The very short time elapsed since I assumed the duties of this office will, I fear, render it impossible to make my responses as full and satisfactory as you desire; but I most cheerfully comply with your request as far as I am able.
And, first, as to your inquiry marked A. The practice at this port, when a Chinese subject is a party to the action, is to notify him of his right to have a native official sit in conjunction with the consul, a right, however, which all Chinamen seem anxious to waive, and which has heretofore been waived in every instance. But, B, should no waiver be made, the consul would insist that the official so sitting be of a rank corresponding to his own; and,
- —Whether mixed or single, consular courts could scarcely be said to subserve the ends of justice unless “open for the personal appearance of the plaintiff and his witnesses,” or, indeed, to both litigants, for that matter; and, so far as I know, no other rule has obtained here.
- —In case of mixed courts, it would be but ordinary politeness to tender the seat of honor to the official who should attend at the office or yamên of the other; and when a different place of meeting is designated, relative positions as to precedence would have to be arranged according to those principles of comity recognized among intelligent men. The consul being present as an ex officio magistrate would be there in discharge of judicial functions of course.
- —In all such courts an interpreter would be necessary, and his position would, ex necessitate rei, be that of a member of the court, possibly with rank similar to that of clerk.
- —A full and accurate record, and in proper legal form, should be made of all the proceedings; and, so far as I know, this has always been done here. Furthermore,
- —This record would have to be made by some one duly authorized by the court; most likely the interpreter and his assistants, his position being that already indicated in E; moreover,
- —It should be in both languages, verified by the judges and signed by them in the alternat.
- —Appeals from the decisions (or rulings) of the Chinese official, sitting as one of the magistrates, would naturally be to the third magistrate (previously agreed upon), and in default of this precaution to the legation and the Tsung li Yamên.
- —The taotai, being of equal rank, would probably sit with the consul; the prefect, or inferior magistrate, with the vice or deputy consul.
- Your inquiries marked K and L are believed to be answered in D, E, F, G, and H, as above.
- —Presumably, the statutes of the United States, construed under liberal interpretation of existing treaties, in so far as applicable; the common law, the law of admiralty, the principles of equity, and of international law applicable to each particular case.

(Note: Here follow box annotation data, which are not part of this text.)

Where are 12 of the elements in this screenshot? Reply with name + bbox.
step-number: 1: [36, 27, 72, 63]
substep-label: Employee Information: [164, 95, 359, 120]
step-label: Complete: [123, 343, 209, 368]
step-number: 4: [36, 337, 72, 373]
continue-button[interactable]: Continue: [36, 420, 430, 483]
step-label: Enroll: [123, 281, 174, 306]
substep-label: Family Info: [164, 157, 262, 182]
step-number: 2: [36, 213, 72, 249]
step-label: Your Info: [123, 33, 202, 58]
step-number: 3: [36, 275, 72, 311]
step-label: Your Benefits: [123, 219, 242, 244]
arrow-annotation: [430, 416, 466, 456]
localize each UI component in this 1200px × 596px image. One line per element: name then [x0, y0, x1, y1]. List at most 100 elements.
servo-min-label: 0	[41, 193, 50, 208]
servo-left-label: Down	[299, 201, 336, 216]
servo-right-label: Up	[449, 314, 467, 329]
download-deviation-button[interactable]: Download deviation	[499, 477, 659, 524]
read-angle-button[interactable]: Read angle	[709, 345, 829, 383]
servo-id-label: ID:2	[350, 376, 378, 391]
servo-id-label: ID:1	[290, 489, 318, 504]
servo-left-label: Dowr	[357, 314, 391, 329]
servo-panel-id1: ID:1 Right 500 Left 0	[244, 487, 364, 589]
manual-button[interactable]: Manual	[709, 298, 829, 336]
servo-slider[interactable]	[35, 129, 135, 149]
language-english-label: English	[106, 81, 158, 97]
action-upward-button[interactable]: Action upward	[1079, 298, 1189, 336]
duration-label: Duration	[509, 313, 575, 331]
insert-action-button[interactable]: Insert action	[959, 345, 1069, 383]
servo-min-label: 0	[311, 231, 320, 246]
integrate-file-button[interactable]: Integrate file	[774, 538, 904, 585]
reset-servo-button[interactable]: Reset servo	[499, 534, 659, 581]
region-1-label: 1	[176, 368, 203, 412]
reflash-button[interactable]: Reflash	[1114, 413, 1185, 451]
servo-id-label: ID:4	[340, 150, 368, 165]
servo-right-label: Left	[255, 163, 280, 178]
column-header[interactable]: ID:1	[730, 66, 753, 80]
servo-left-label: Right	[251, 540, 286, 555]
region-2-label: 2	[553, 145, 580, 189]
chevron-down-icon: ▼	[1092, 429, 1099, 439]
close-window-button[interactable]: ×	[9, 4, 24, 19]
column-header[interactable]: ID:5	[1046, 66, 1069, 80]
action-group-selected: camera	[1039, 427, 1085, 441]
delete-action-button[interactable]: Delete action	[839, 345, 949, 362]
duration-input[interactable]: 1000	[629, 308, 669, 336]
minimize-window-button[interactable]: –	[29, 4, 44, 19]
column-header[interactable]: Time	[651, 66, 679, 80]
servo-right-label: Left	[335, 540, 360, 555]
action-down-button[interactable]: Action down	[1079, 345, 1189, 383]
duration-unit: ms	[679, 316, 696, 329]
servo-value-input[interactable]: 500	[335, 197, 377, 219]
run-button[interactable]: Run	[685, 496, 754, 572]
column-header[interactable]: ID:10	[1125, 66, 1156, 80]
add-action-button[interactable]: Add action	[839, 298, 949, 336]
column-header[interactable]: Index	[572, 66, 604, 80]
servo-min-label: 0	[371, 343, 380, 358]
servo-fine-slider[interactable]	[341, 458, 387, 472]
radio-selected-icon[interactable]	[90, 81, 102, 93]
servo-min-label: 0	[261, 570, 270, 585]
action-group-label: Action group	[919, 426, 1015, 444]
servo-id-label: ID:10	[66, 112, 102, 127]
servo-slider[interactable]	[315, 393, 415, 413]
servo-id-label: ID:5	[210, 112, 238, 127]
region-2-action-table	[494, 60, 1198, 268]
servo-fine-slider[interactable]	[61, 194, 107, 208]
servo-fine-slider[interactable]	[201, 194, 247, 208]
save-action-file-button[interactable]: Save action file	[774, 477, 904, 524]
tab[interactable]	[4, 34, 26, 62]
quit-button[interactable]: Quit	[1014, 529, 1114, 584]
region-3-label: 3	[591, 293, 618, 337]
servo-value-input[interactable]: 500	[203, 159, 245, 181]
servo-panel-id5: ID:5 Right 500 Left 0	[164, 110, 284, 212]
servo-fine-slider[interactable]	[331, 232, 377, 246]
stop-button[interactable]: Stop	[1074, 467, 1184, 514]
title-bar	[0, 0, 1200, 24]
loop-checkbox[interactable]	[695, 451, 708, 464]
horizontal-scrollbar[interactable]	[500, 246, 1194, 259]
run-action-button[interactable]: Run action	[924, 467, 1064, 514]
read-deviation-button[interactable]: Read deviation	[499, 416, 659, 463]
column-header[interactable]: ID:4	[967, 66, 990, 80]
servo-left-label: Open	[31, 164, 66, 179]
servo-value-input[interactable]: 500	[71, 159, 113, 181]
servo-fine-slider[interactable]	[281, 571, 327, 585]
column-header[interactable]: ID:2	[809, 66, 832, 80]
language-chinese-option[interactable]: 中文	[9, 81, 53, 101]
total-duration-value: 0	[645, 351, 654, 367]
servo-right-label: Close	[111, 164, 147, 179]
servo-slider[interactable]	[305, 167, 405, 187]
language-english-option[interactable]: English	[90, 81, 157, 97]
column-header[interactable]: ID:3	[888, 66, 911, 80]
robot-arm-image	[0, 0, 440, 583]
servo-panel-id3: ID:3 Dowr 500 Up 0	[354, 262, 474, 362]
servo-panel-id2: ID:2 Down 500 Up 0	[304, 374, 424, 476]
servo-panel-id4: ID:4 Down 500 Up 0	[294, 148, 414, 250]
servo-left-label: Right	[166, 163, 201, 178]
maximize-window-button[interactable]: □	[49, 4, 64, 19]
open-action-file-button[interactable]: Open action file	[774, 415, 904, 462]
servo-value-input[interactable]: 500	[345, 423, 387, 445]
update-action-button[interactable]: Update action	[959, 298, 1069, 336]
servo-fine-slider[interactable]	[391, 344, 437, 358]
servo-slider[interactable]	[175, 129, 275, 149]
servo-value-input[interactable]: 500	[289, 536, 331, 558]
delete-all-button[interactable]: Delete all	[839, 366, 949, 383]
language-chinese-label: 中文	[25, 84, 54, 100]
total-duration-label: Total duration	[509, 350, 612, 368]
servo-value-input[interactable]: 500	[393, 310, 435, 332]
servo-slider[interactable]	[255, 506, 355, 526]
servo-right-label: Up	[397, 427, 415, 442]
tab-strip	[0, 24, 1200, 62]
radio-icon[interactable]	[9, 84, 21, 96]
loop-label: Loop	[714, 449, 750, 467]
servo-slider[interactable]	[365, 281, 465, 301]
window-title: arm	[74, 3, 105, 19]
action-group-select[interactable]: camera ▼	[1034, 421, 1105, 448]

And,
- —Judgments would be enforced by the judges, one or the other, according as the decision be for or against their respective countrymen.
- Your inquiries marked O and P are believed to be answered above in J and A.
- —In cases of much magnitude, or where nice questions were involved, or the sum in litigation large, a mixed court would doubtless be preferable, so organized as to give the consul the casting vote, in case of disagreement. Section 4098 of the Revised Statutes seems to be mandatory as well as advisory. Consuls are to encourage settlements (especially of the class of cases indicated) by arbitration; and my observation in this and experience in other countries has been that this method of settlement seldom fails to put a satisfactory end to such controversies.